Texas motorists busted for low-level drug possession, most of which likely involved marijuana, have been labeled “high threat criminals,” according to a new report from the folks at the Associated Press.

It seems the Texas Department of Public Safety (DPS) considers some 1,800 minor offenders, all ranging from drug possession cases to failure to pay child support, a major threat in the grand scheme of public and homeland security.

The data, which has been used by Republican presidential candidate Donald Trump’s campaign to gain support for a wall separating the U.S./Mexico border, finds that people busted holding a little weed and other recreational substances have been tossed into the same category as murderers, rapists and sex traffickers.

Interestingly, these statistics played a role in the allocation of $1 billion last year to be used to strengthen the border.

“It’s deceptive to say the least,” said Democratic Representative Terry Canales about the DPS data. “I would say it’s shocking that a person arrested with a small amount of cocaine in Odessa is used to show supposedly high-threat criminal arrests on the Texas-Mexico border.”

However, the Texas Department of Public Safety told the Associated Press that the “high threat” data was never intended to gauge border safety.

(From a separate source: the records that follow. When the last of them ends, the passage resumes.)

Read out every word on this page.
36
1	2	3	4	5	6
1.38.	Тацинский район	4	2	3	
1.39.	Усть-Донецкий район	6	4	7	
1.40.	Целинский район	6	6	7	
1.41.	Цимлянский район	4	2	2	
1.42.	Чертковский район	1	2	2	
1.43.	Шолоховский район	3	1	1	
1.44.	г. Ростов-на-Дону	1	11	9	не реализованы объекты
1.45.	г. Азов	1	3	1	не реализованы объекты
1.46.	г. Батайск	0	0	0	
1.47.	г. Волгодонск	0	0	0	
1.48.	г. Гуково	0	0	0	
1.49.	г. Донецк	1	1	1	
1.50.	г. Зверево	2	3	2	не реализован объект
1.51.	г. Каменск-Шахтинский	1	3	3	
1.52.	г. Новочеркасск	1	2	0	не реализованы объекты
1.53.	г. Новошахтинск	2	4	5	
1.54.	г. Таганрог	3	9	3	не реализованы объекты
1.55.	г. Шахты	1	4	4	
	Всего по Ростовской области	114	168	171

In 2013, the agency defined high-threat criminals as being “individuals whose criminal activity poses a serious public safety or homeland security threat.” Yet, there is nothing about the information that distinguishes between drug traffickers and those people simply busting for holding small amounts of a controlled substance.  

In the eyes of the DPS, all of these crimes are the same.

“In El Paso County, more than half of 190 high-threat arrests last year were for drug offenses. Of those, about three in 10 were arrests for less than a gram of drugs such as cocaine or small amounts of marijuana,” the report reads. In Hidalgo County, “about 1 in 5” of the more than 160 high-threat drug possession arrests involved people caught with less than a single gram.

In the United States, the majority of all drug possession arrests involve marijuana. Nearly 90 percent of the people convicted of low-level drug offenses are simply caught in possession of weed, according to a report from the Drug Policy Alliance.